BOLMONG – Kementerian Pertanian RI telah mengeluarkan Peraturan Menteri Pertanian Nomor 1 Tahun 2020 Tentang Alokasi dan Harga Eceran tertinggi Pupuk Bersubsidi sektor Pertanian tahun anggaran 2020.

Berdasarkan peraturan Menteri Pertanian  yang diterbitkan pada Tanggal 2 Januari tersebut, agar segera ditindaklanjuti dengan alokasi per kabupaten/kota dan kecamatan secara berjenjang melalui surat keputusan sesuai ketentuan.

Untuk Kabupaten Bolaang Mongondow (Bolmong) jatah kuota pupuk bersubsidi pada tahun ini, ada ketambahan. Dari data yang diperoleh dari Dinas Pertanian Bolmong, jika dibandingkan dengan tahun sebelumnya, mengalami kenaikan.

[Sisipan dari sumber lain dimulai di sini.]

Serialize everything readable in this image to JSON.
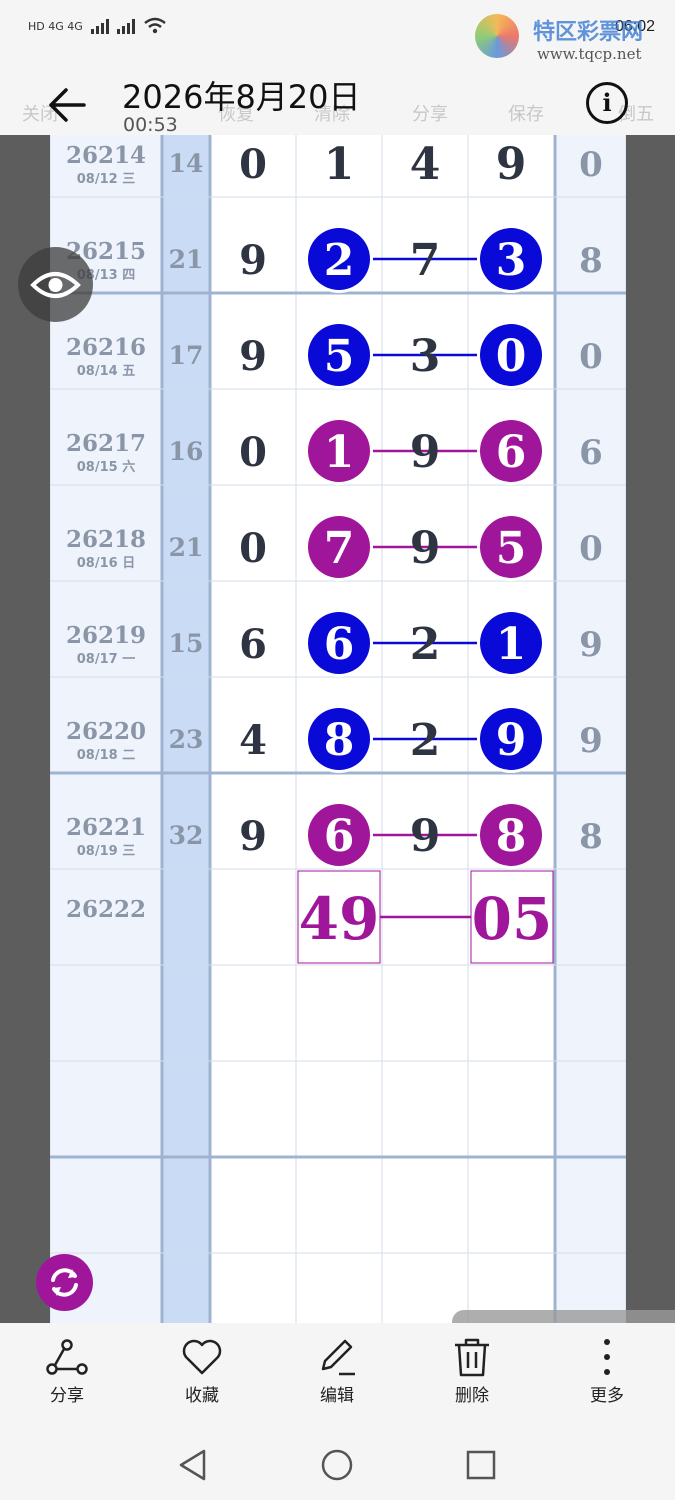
{
  "status_bar": {
    "left": "HD 4G 4G",
    "right": "06:02"
  },
  "watermark": {
    "brand": "特区彩票网",
    "url": "www.tqcp.net"
  },
  "header": {
    "title": "2026年8月20日",
    "subtitle": "00:53",
    "ghost_labels": [
      "关闭",
      "恢复",
      "清除",
      "分享",
      "保存",
      "倒五"
    ]
  },
  "colors": {
    "blue": "#0a0ad8",
    "purple": "#a0169b",
    "grid": "#aebfd8",
    "header_col": "#cadcf5",
    "row_bg": "#eef3fc"
  },
  "table": {
    "rows": [
      {
        "issue": "26214",
        "date": "08/12 三",
        "sum": "14",
        "digit": "0",
        "nums": [
          "1",
          "4",
          "9"
        ],
        "tail": "0",
        "color": "none",
        "partial": true
      },
      {
        "issue": "26215",
        "date": "08/13 四",
        "sum": "21",
        "digit": "9",
        "nums": [
          "2",
          "7",
          "3"
        ],
        "tail": "8",
        "color": "blue"
      },
      {
        "issue": "26216",
        "date": "08/14 五",
        "sum": "17",
        "digit": "9",
        "nums": [
          "5",
          "3",
          "0"
        ],
        "tail": "0",
        "color": "blue"
      },
      {
        "issue": "26217",
        "date": "08/15 六",
        "sum": "16",
        "digit": "0",
        "nums": [
          "1",
          "9",
          "6"
        ],
        "tail": "6",
        "color": "purple"
      },
      {
        "issue": "26218",
        "date": "08/16 日",
        "sum": "21",
        "digit": "0",
        "nums": [
          "7",
          "9",
          "5"
        ],
        "tail": "0",
        "color": "purple"
      },
      {
        "issue": "26219",
        "date": "08/17 一",
        "sum": "15",
        "digit": "6",
        "nums": [
          "6",
          "2",
          "1"
        ],
        "tail": "9",
        "color": "blue"
      },
      {
        "issue": "26220",
        "date": "08/18 二",
        "sum": "23",
        "digit": "4",
        "nums": [
          "8",
          "2",
          "9"
        ],
        "tail": "9",
        "color": "blue"
      },
      {
        "issue": "26221",
        "date": "08/19 三",
        "sum": "32",
        "digit": "9",
        "nums": [
          "6",
          "9",
          "8"
        ],
        "tail": "8",
        "color": "purple"
      }
    ],
    "forecast": {
      "issue": "26222",
      "left": "49",
      "right": "05"
    }
  },
  "toolbar": {
    "items": [
      {
        "label": "分享",
        "icon": "share-icon"
      },
      {
        "label": "收藏",
        "icon": "heart-icon"
      },
      {
        "label": "编辑",
        "icon": "pencil-icon"
      },
      {
        "label": "删除",
        "icon": "trash-icon"
      },
      {
        "label": "更多",
        "icon": "more-icon"
      }
    ]
  },
  "nav": {
    "items": [
      "back-triangle-icon",
      "home-circle-icon",
      "recents-square-icon"
    ]
  }
}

Kepala Dinas Pertanian Bolmong, Remon Ratu, melalui kepala bidang Prasarana dan Sarana, Bacharuddin Marto mengatakan, untuk tahun 2020 ini Bolmong mendapatkan jatah kuota pupuk bersubsidi lebih besar dibandingkan dengan tahun sebelumnya. Adapun jenis pupuk bersubsidi masing-masing adalah pupuk Urea, SP, NPK, ZA dan pupuk Organik.

“Untuk jenis pupuk Urea 11.104 ton, pupuk SP 36.153 ton, NPK 6.740 ton dan pupuk ZA 1.224 ton, serta pupuk organik 1.500 ton,” ungkap Marto.

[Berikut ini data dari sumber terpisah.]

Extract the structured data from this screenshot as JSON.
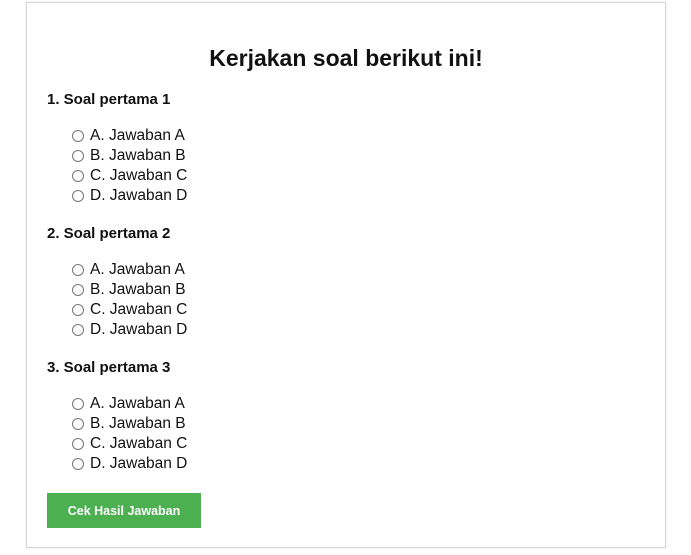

Marto mengatakan, bahwa ada kenaikan pupuk bersubsidi di tahun ini. Ia mencontohkan seperti jenis pupuk urea. Yang pada tahun lalu hanya mendapat kuota 7500 ton. Sementara untuk tahun ini naik sampai 11104 ton. Kenaikan tersebut berdasarkan Rencana Definitif Kebutuhan Kelompok atau e-RDKK, yang di input oleh Dinas Pertanian.

“Kenaikan pupuk bersubsidi sesuai dengan e-RDKK sebanyak 20.000 ribu yang sudah kita input. Sementara target kita 60.000 e-RDKK. Memang ada sedikit kendala saat penginputan, yang harus menggunakan NIK e-KTP,” tutur Marto.

Ia menjelaskan, kendalanya dilapangan, yaitu pada saat petani dimintakan untuk memasukkan NIK, para petani ini selalu berpikiran bahwa ada nuansa politik.

“Jadi, ketika kita mintakan e-KTP untuk keperluan NIK, para petani enggan memberikan. Karena mereka beranggapan, e-KTP tersebut takutnya akan dimanfaatkan untuk kepentingan politik,” beber Marto.

Ia mengungkapkan, bahwa pihaknya sedang mengupayakan untuk memenuhi target 60.000 e-RDKK. “Kami akan berupaya terus. Karena Bolmong sudah siap untuk sampai 60.000 ribu e-RDKK,” pungkasnya.